Tuesday, August 4, 2020
Martin Hennecke

Lenders fret as building values fall 30pc
Commercial lenders in Hong Kong say they are concerned about a 30 percent drop in building values over the past 12 months and will consider calling in or restructuring loans if values fall much further. If the lenders call loans or further tighten the lending requirement, a new round of commercial property sell-off may be triggered. Hong Kong property prices fell 4.2 percent in the first half, but still topped the world with a price of US$4,440 (HK$34,632) per square foot, according to Savills, which added that SAR's decline was the fifth greatest out of the 28 cities tracked and the most in Asia. In the secondary market, the owner of a 534-sq-ft property at St Barths in Ma On Shan lost at least HK$1.06 million after selling it for HK$9.8 million. The sale will incur 10 percent special stamp duty. In the primary market, Sun Hung Kai Properties (0016) was oversubscribed by 23 times for its 54 units at Regency Bay in Tuen Mun yesterday. The second batch of sales launches today and a featured flat will be sold by tender.
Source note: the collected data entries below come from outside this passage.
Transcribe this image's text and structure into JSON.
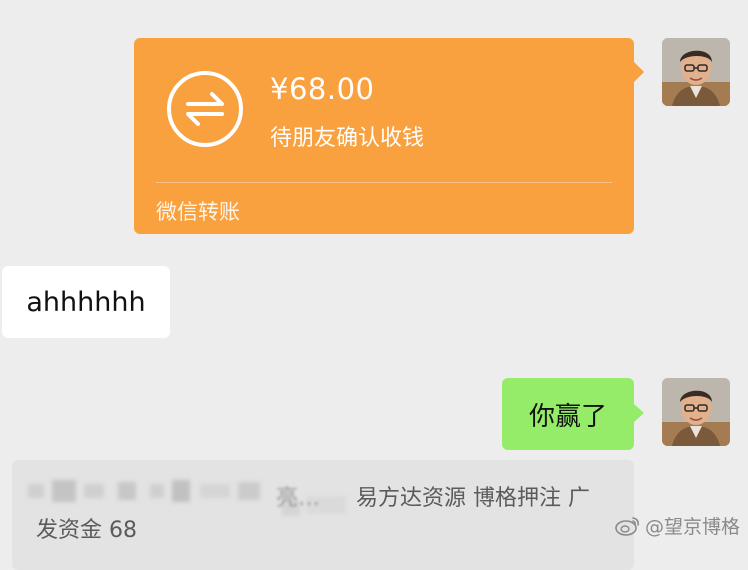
{
  "transfer": {
    "amount": "¥68.00",
    "status": "待朋友确认收钱",
    "footer": "微信转账",
    "icon": "transfer-arrows-icon",
    "bg_color": "#f9a03f"
  },
  "messages": {
    "received_text": "ahhhhhh",
    "sent_text": "你赢了",
    "sent_bubble_color": "#95ec69"
  },
  "bottom_message": {
    "obscured_prefix": "亮…",
    "line1": "易方达资源 博格押注 广",
    "line2": "发资金 68"
  },
  "watermark": {
    "icon": "weibo-icon",
    "text": "@望京博格"
  }
}
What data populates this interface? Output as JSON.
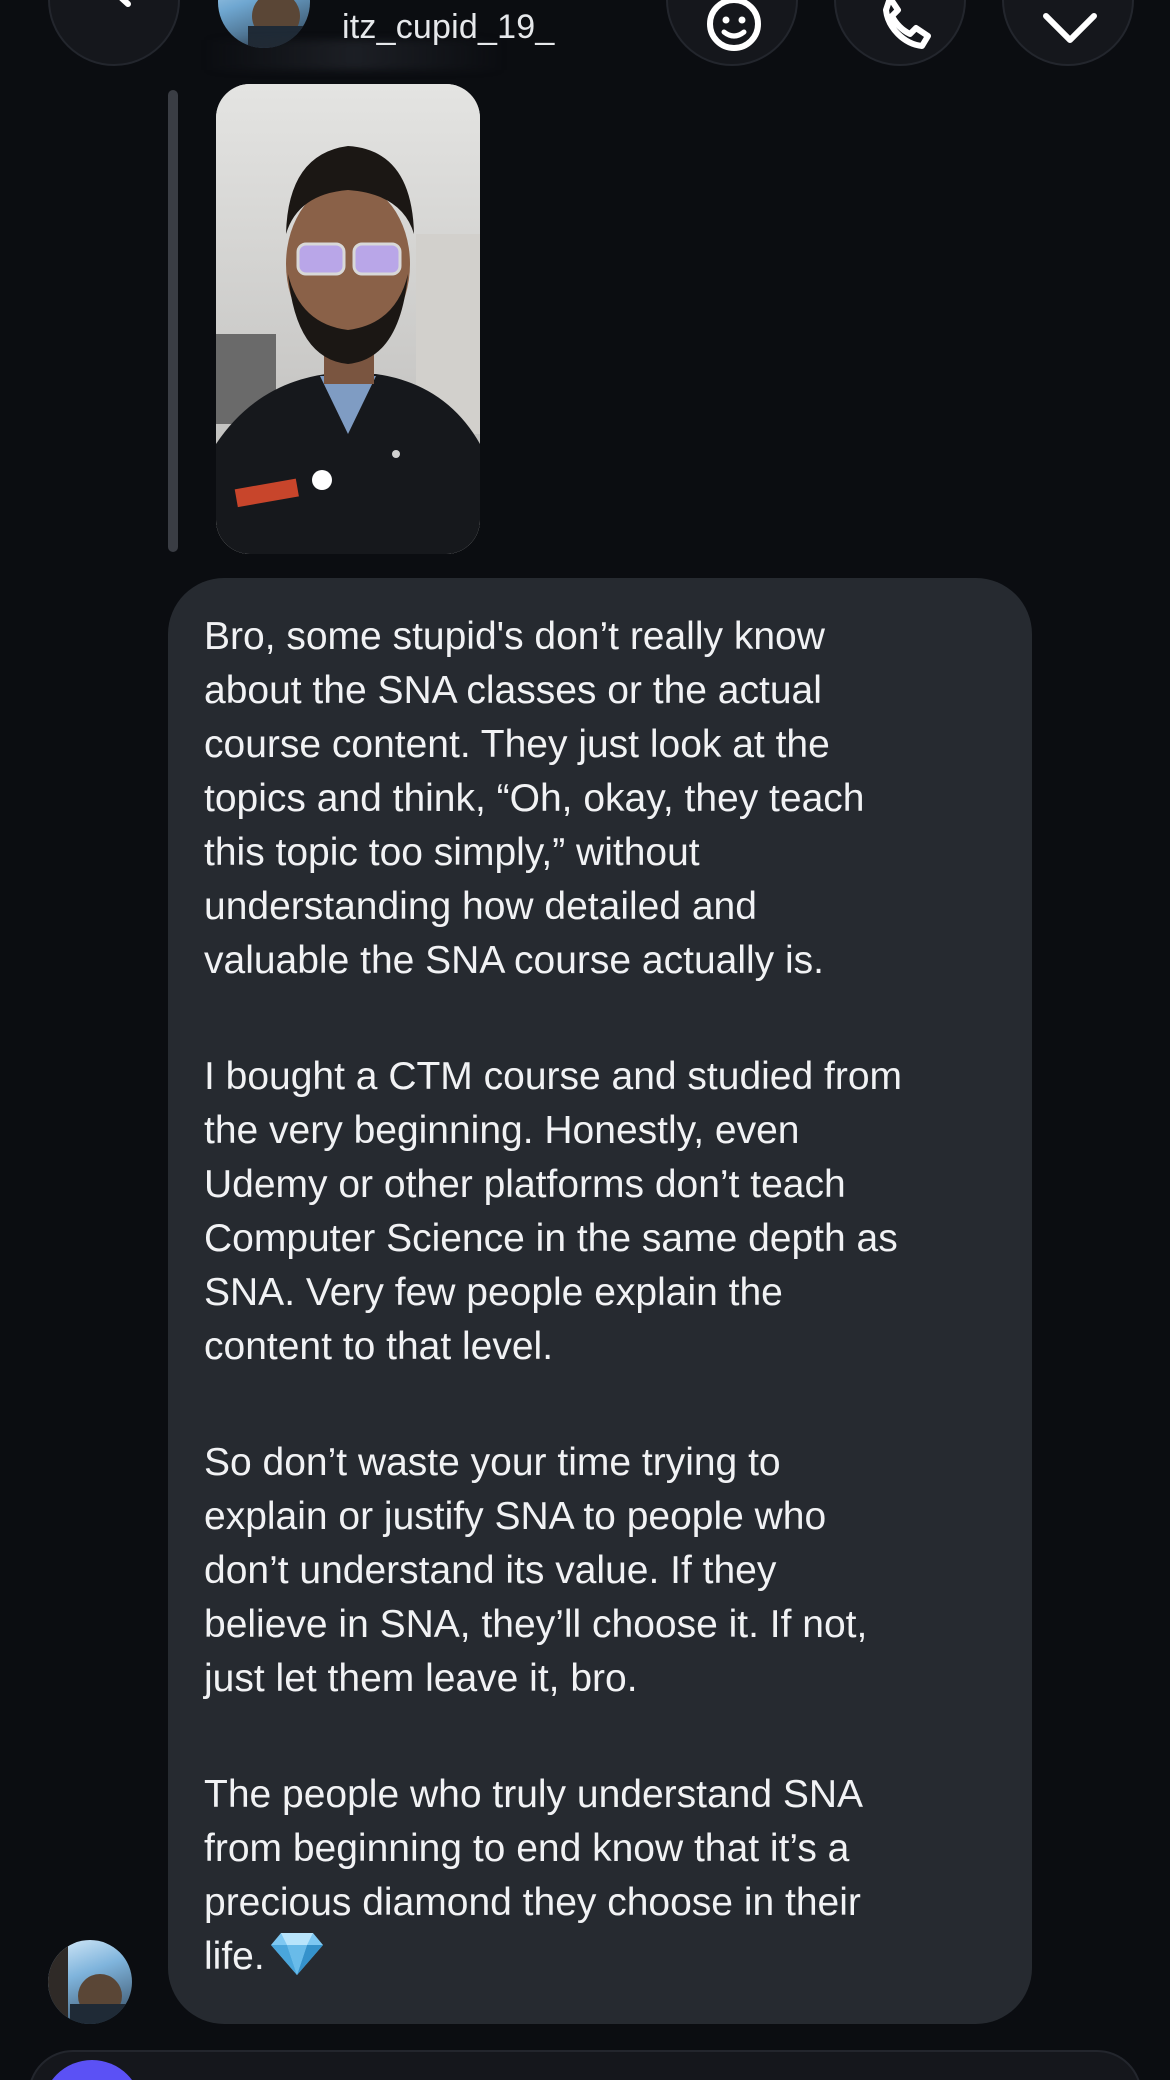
{
  "header": {
    "username": "itz_cupid_19_",
    "icons": [
      "back-icon",
      "sticker-icon",
      "phone-icon",
      "tag-icon"
    ]
  },
  "reply": {
    "media": "video-thumbnail"
  },
  "message": {
    "paragraphs": [
      "Bro, some stupid's don’t really know\nabout the SNA classes or the actual\ncourse content. They just look at the\ntopics and think, “Oh, okay, they teach\nthis topic too simply,” without\nunderstanding how detailed and\nvaluable the SNA course actually is.",
      "I bought a CTM course and studied from\nthe very beginning. Honestly, even\nUdemy or other platforms don’t teach\nComputer Science in the same depth as\nSNA. Very few people explain the\ncontent to that level.",
      "So don’t waste your time trying to\nexplain or justify SNA to people who\ndon’t understand its value. If they\nbelieve in SNA, they’ll choose it. If not,\njust let them leave it, bro.",
      "The people who truly understand SNA\nfrom beginning to end know that it’s a\nprecious diamond they choose in their\nlife."
    ],
    "emoji": "gem-icon"
  },
  "composer": {
    "placeholder": "",
    "icons": [
      "camera-icon"
    ]
  },
  "colors": {
    "background": "#0b0d11",
    "bubble": "#262a30",
    "accent": "#5b51f5",
    "text": "#f1f2f4"
  }
}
Meanwhile, there were two more forfeiture cases at Solaria in Tai Po, involving losses of HK$2.66 million. JLL Hong Kong expects the sale of many first-hand properties will be delayed, and that the residential transaction volume will drop significantly in the short term. And mReferral Mortgage Broker and Centaline Mortgage both expect the one-month Hong Kong Interbank Offered Rate to fall to 0.2 percent, this year after the US Federal Reserve said it would keep the rate near zero. The one-month Hibor was up yesterday to 0.25536 percent.